The WAPA board was scheduled to meet Thursday. Barnes says she hopes the board will at that time adopt a non-disconnect policy.
“We are in uncharted waters,” Barnes said.
She said the government and WAPA had to find ways to balance their needs with the predicament of the residents.
When asked about Bryan’s effort to stop evictions during the emergency, she said. “That is absolutely a good idea, good policy.”
WAPA’s press release on March 17 said. “If a customer does not make the first half payment of the March bill by the due date, the account is subject to disconnection. Payment of the delinquent amount and a reconnection fee will be required for service to be reestablished.”

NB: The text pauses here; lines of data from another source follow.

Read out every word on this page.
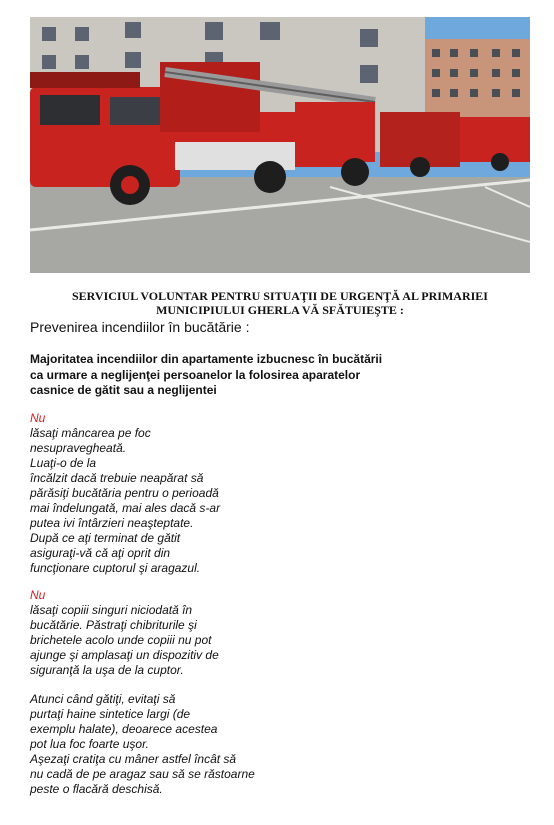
SERVICIUL VOLUNTAR PENTRU SITUAŢII DE URGENŢĂ AL PRIMARIEI
MUNICIPIULUI GHERLA VĂ SFĂTUIEŞTE :

Prevenirea incendiilor în bucătărie :

Majoritatea incendiilor din apartamente izbucnesc în bucătării
ca urmare a neglijenţei persoanelor la folosirea aparatelor
casnice de gătit sau a neglijentei

Nu
lăsaţi mâncarea pe foc
nesupravegheată.
Luaţi-o de la
încălzit dacă trebuie neapărat să
părăsiţi bucătăria pentru o perioadă
mai îndelungată, mai ales dacă s-ar
putea ivi întârzieri neaşteptate.
După ce aţi terminat de gătit
asiguraţi-vă că aţi oprit din
funcţionare cuptorul şi aragazul.

Nu
lăsaţi copiii singuri niciodată în
bucătărie. Păstraţi chibriturile şi
brichetele acolo unde copiii nu pot
ajunge şi amplasaţi un dispozitiv de
siguranţă la uşa de la cuptor.

Atunci când gătiţi, evitaţi să
purtaţi haine sintetice largi (de
exemplu halate), deoarece acestea
pot lua foc foarte uşor.
Aşezaţi cratiţa cu mâner astfel încât să
nu cadă de pe aragaz sau să se răstoarne
peste o flacără deschisă.
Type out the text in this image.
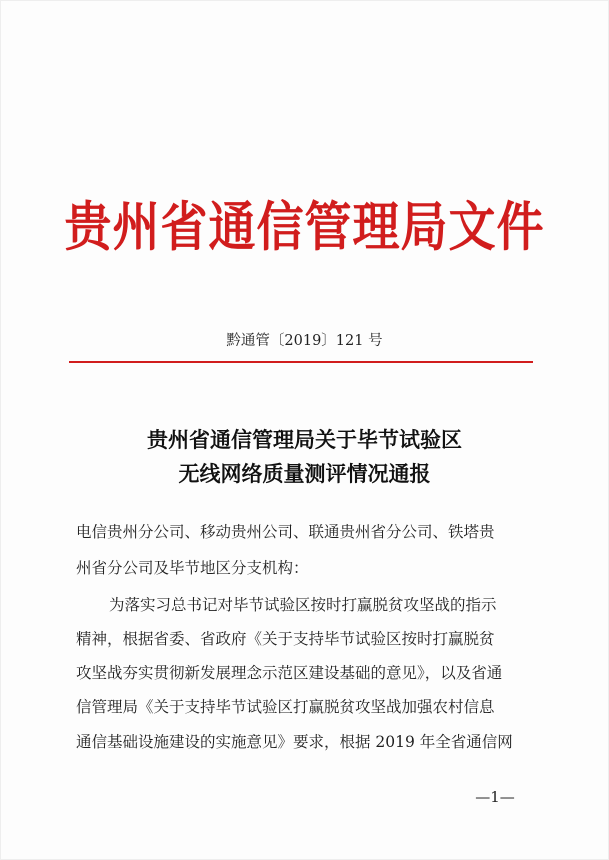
贵州省通信管理局文件
黔通管〔2019〕121 号
贵州省通信管理局关于毕节试验区
无线网络质量测评情况通报
电信贵州分公司、移动贵州公司、联通贵州省分公司、铁塔贵
州省分公司及毕节地区分支机构：
为落实习总书记对毕节试验区按时打赢脱贫攻坚战的指示
精神，根据省委、省政府《关于支持毕节试验区按时打赢脱贫
攻坚战夯实贯彻新发展理念示范区建设基础的意见》，以及省通
信管理局《关于支持毕节试验区打赢脱贫攻坚战加强农村信息
通信基础设施建设的实施意见》要求，根据 2019 年全省通信网
—1—
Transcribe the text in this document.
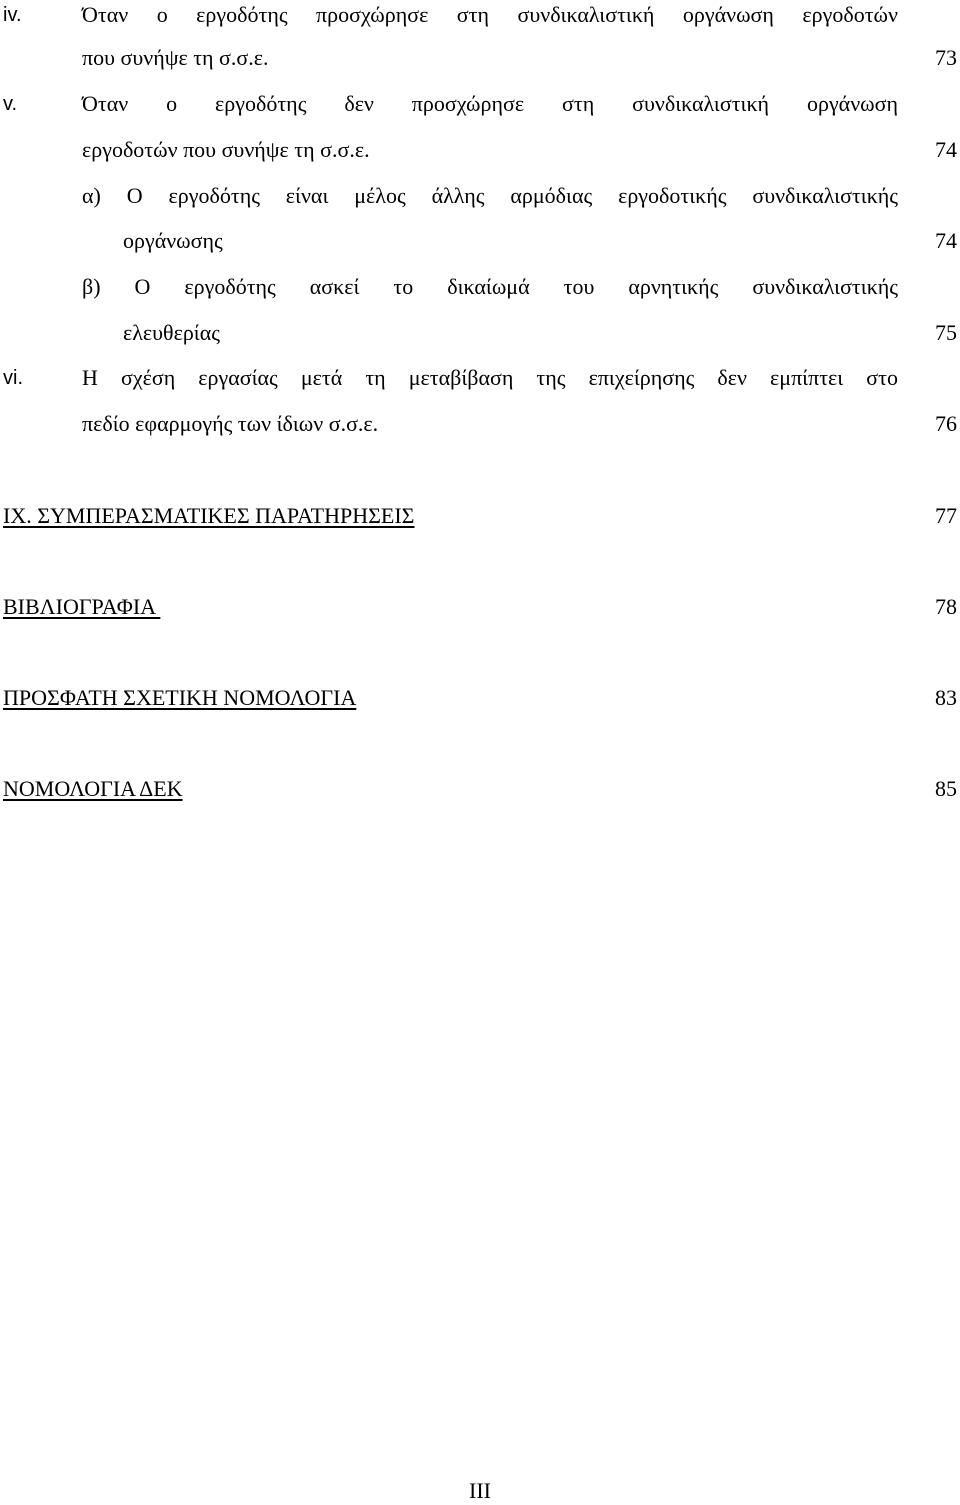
iv.	Όταν ο εργοδότης προσχώρησε στη συνδικαλιστική οργάνωση εργοδοτών
που συνήψε τη σ.σ.ε.	73
v.	Όταν ο εργοδότης δεν προσχώρησε στη συνδικαλιστική οργάνωση
εργοδοτών που συνήψε τη σ.σ.ε.	74
α) Ο εργοδότης είναι μέλος άλλης αρμόδιας εργοδοτικής συνδικαλιστικής
οργάνωσης	74
β) Ο εργοδότης ασκεί το δικαίωμά του αρνητικής συνδικαλιστικής
ελευθερίας	75
vi.	Η σχέση εργασίας μετά τη μεταβίβαση της επιχείρησης δεν εμπίπτει στο
πεδίο εφαρμογής των ίδιων σ.σ.ε.	76
IX. ΣΥΜΠΕΡΑΣΜΑΤΙΚΕΣ ΠΑΡΑΤΗΡΗΣΕΙΣ	77
ΒΙΒΛΙΟΓΡΑΦΙΑ	78
ΠΡΟΣΦΑΤΗ ΣΧΕΤΙΚΗ ΝΟΜΟΛΟΓΙΑ	83
ΝΟΜΟΛΟΓΙΑ ΔΕΚ	85
III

Since Monday, WAPA has offered only limited service at customer service offices territory wide. The Authority is encouraging online and telephonic business transactions.
Barnes said what she is advocating has support on the national level. She said on Friday, 16 U.S. Senators wrote to Senate Majority Leader Mitch McConnell and Senate Minority Leader Chuck Schumer urging them to adopt a nationwide suspension of all utility disconnections.
She added, “I recognize that the authority needs to collect revenues to meet operating expenses. However, we must balance the needs of the authority with the needs of the people during this crisis. I also know that those customers who can pay, will continue to pay, and I thank them in advance.”